Welcome bit players surface to give funny toasts. Bella’s dad Charlie (Billy Burke) reminds his new son-in-law he’s a cop who owns a gun; Anna Kendrick’s Jessica reveals an awesome high school nickname for Edward: “The Hair.”

But it all goes wrong just when it should go right: Bella and Edward’s long, long, long-awaited honeymoon sex scene is the most anticlimactic deflowering since Jennifer Jason Leigh’s in “Fast Times at Ridgemont High” (an old-timer’s movie, kids!) One shot of Pattinson’s muscular arms snapping the headboard in two, and it’s the next morning at their Brazilian island villa. Bella doesn’t even get a chance to enjoy the afterglow, as Edward’s already telling her how sorry he is to have roughed her up. “I’m not,” she says, in an uncharacteristic display of not agreeing with everything he says. “Don’t ruin this for me.”

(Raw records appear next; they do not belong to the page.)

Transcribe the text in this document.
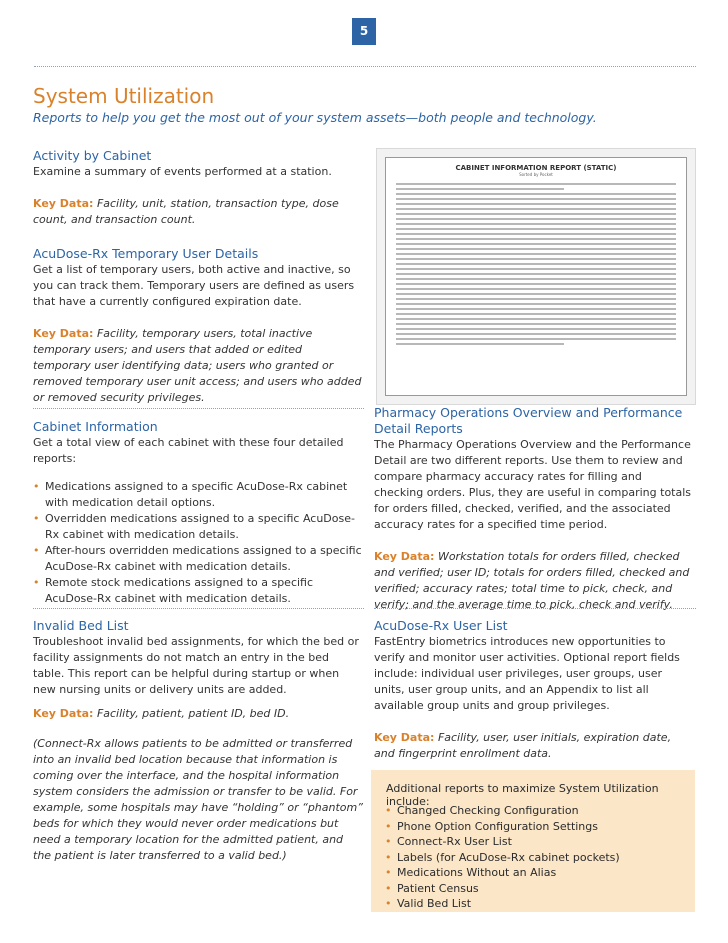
5
System Utilization
Reports to help you get the most out of your system assets—both people and technology.

Activity by Cabinet

Examine a summary of events performed at a station.

Key Data: Facility, unit, station, transaction type, dose count, and transaction count.

AcuDose-Rx Temporary User Details

Get a list of temporary users, both active and inactive, so you can track them. Temporary users are defined as users that have a currently configured expiration date.

Key Data: Facility, temporary users, total inactive temporary users; and users that added or edited temporary user identifying data; users who granted or removed temporary user unit access; and users who added or removed security privileges.

Cabinet Information

Get a total view of each cabinet with these four detailed reports:

• Medications assigned to a specific AcuDose-Rx cabinet with medication detail options.
• Overridden medications assigned to a specific AcuDose-Rx cabinet with medication details.
• After-hours overridden medications assigned to a specific AcuDose-Rx cabinet with medication details.
• Remote stock medications assigned to a specific AcuDose-Rx cabinet with medication details.

Invalid Bed List

Troubleshoot invalid bed assignments, for which the bed or facility assignments do not match an entry in the bed table. This report can be helpful during startup or when new nursing units or delivery units are added.

Key Data: Facility, patient, patient ID, bed ID.

(Connect-Rx allows patients to be admitted or transferred into an invalid bed location because that information is coming over the interface, and the hospital information system considers the admission or transfer to be valid. For example, some hospitals may have “holding” or “phantom” beds for which they would never order medications but need a temporary location for the admitted patient, and the patient is later transferred to a valid bed.)

CABINET INFORMATION REPORT (STATIC)
Sorted by Pocket

Pharmacy Operations Overview and Performance Detail Reports

The Pharmacy Operations Overview and the Performance Detail are two different reports. Use them to review and compare pharmacy accuracy rates for filling and checking orders. Plus, they are useful in comparing totals for orders filled, checked, verified, and the associated accuracy rates for a specified time period.

Key Data: Workstation totals for orders filled, checked and verified; user ID; totals for orders filled, checked and verified; accuracy rates; total time to pick, check, and verify; and the average time to pick, check and verify.

AcuDose-Rx User List

FastEntry biometrics introduces new opportunities to verify and monitor user activities. Optional report fields include: individual user privileges, user groups, user units, user group units, and an Appendix to list all available group units and group privileges.

Key Data: Facility, user, user initials, expiration date, and fingerprint enrollment data.

Additional reports to maximize System Utilization include:
• Changed Checking Configuration
• Phone Option Configuration Settings
• Connect-Rx User List
• Labels (for AcuDose-Rx cabinet pockets)
• Medications Without an Alias
• Patient Census
• Valid Bed List
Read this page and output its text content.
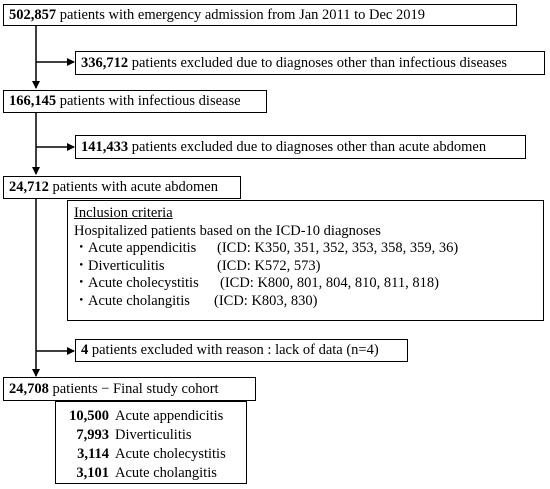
502,857
patients with emergency admission from Jan 2011 to Dec 2019
336,712
patients excluded due to diagnoses other than infectious diseases
166,145
patients with infectious disease
141,433
patients excluded due to diagnoses other than acute abdomen
24,712
patients with acute abdomen
Inclusion criteria
Hospitalized patients based on the ICD-10 diagnoses
・ Acute appendicitis	(ICD: K350, 351, 352, 353, 358, 359, 36)
・ Diverticulitis	(ICD: K572, 573)
・ Acute cholecystitis	(ICD: K800, 801, 804, 810, 811, 818)
・ Acute cholangitis	(ICD: K803, 830)
4
patients excluded with reason : lack of data (n=4)
24,708
patients − Final study cohort
10,500 Acute appendicitis
7,993 Diverticulitis
3,114 Acute cholecystitis
3,101 Acute cholangitis
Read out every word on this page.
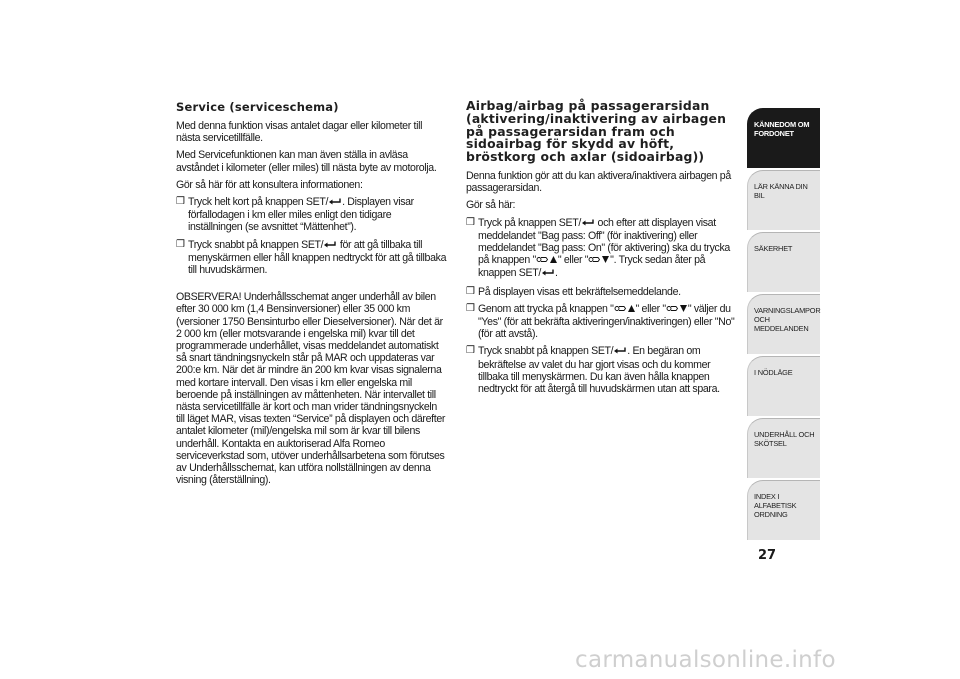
Service (serviceschema)

Med denna funktion visas antalet dagar eller kilometer till nästa servicetillfälle.

Med Servicefunktionen kan man även ställa in avläsa avståndet i kilometer (eller miles) till nästa byte av motorolja.

Gör så här för att konsultera informationen:

❒ Tryck helt kort på knappen SET/ . Displayen visar förfallodagen i km eller miles enligt den tidigare inställningen (se avsnittet “Mättenhet”).
❒ Tryck snabbt på knappen SET/ för att gå tillbaka till menyskärmen eller håll knappen nedtryckt för att gå tillbaka till huvudskärmen.

OBSERVERA! Underhållsschemat anger underhåll av bilen efter 30 000 km (1,4 Bensinversioner) eller 35 000 km (versioner 1750 Bensinturbo eller Dieselversioner). När det är 2 000 km (eller motsvarande i engelska mil) kvar till det programmerade underhållet, visas meddelandet automatiskt så snart tändningsnyckeln står på MAR och uppdateras var 200:e km. När det är mindre än 200 km kvar visas signalerna med kortare intervall. Den visas i km eller engelska mil beroende på inställningen av måttenheten. När intervallet till nästa servicetillfälle är kort och man vrider tändningsnyckeln till läget MAR, visas texten “Service” på displayen och därefter antalet kilometer (mil)/engelska mil som är kvar till bilens underhåll. Kontakta en auktoriserad Alfa Romeo serviceverkstad som, utöver underhållsarbetena som förutses av Underhållsschemat, kan utföra nollställningen av denna visning (återställning).

Airbag/airbag på passagerarsidan (aktivering/inaktivering av airbagen på passagerarsidan fram och sidoairbag för skydd av höft, bröstkorg och axlar (sidoairbag))

Denna funktion gör att du kan aktivera/inaktivera airbagen på passagerarsidan.

Gör så här:

❒ Tryck på knappen SET/ och efter att displayen visat meddelandet "Bag pass: Off" (för inaktivering) eller meddelandet "Bag pass: On" (för aktivering) ska du trycka på knappen " " eller " ". Tryck sedan åter på knappen SET/ .
❒ På displayen visas ett bekräftelsemeddelande.
❒ Genom att trycka på knappen " " eller " " väljer du "Yes" (för att bekräfta aktiveringen/inaktiveringen) eller "No" (för att avstå).
❒ Tryck snabbt på knappen SET/ . En begäran om bekräftelse av valet du har gjort visas och du kommer tillbaka till menyskärmen. Du kan även hålla knappen nedtryckt för att återgå till huvudskärmen utan att spara.
KÄNNEDOM OM FORDONET
LÄR KÄNNA DIN BIL
SÄKERHET
VARNINGSLAMPOR OCH MEDDELANDEN
I NÖDLÄGE
UNDERHÅLL OCH SKÖTSEL
INDEX I ALFABETISK ORDNING
27
carmanualsonline.info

Too late! Because . . . she’s late.

Then everything’s all soap-operatic close-ups and weirdly political hand-wringing. “We’ll get that thing out,” Edward vows, while Bella clutches her already-bulging stomach protectively.

The rest of the Cullen family (Peter Facinelli, Nikki Reed, Kellan Lutz, Ashley Greene and Jackson Rathbone) resurface and engage in a debate about whether to use the term “fetus” or “baby.” (When their work is done here, perhaps they can be dispatched to Mississippi.)

Condon’s not doing anyone any favors with his relentlessly tight facial shots: the hair and makeup budget for this film seems to have been reallocated to the humor department (there are actually a handful of intentional laughs, in between the groaners). Reed and Facinelli in particular look like their wigs were left out in the rain in between movies.

Good old Jacob, the hotheaded werewolf Bella loves (but only as a friend), doesn’t have much to do in this installment besides stomping around vowing to make someone pay for Bella’s increasingly skeletal condition, communing with his wolf pack in abysmal CGI, and in the film’s absolutely creepiest moment, “imprinting” on Bella’s baby daughter, which means she’s his destined soul mate.

As Bella — very reminiscent of Mia Farrow in “Rosemary’s Baby” — sips a Styrofoam cup of O-negative and nears her due date, Condon seems to regain his momentum. The film’s final, bloody act, which sees the birth of Bella and Edward’s baby via vampire cesarean (it’s what you think), almost but not quite makes up for the past hour of overwrought living-room histrionics and muddled wolf-vampire skirmishes.

Finally comes the moment we’ve all been waiting for: Bella opens her eyes, reborn as a vampire. But any real payoff — seeing her get the chance to stop being such a darn pushover — is delayed until next fall, when “The Twilight Saga: Breaking Dawn — Part 2” arrives in theaters.

Pattinson, who seems pretty well aware of how ridiculous this has all gotten, sums it up nicely. “Well,” Edward says to his emaciated, blood-slurping bride, “they say the first year is the hardest!”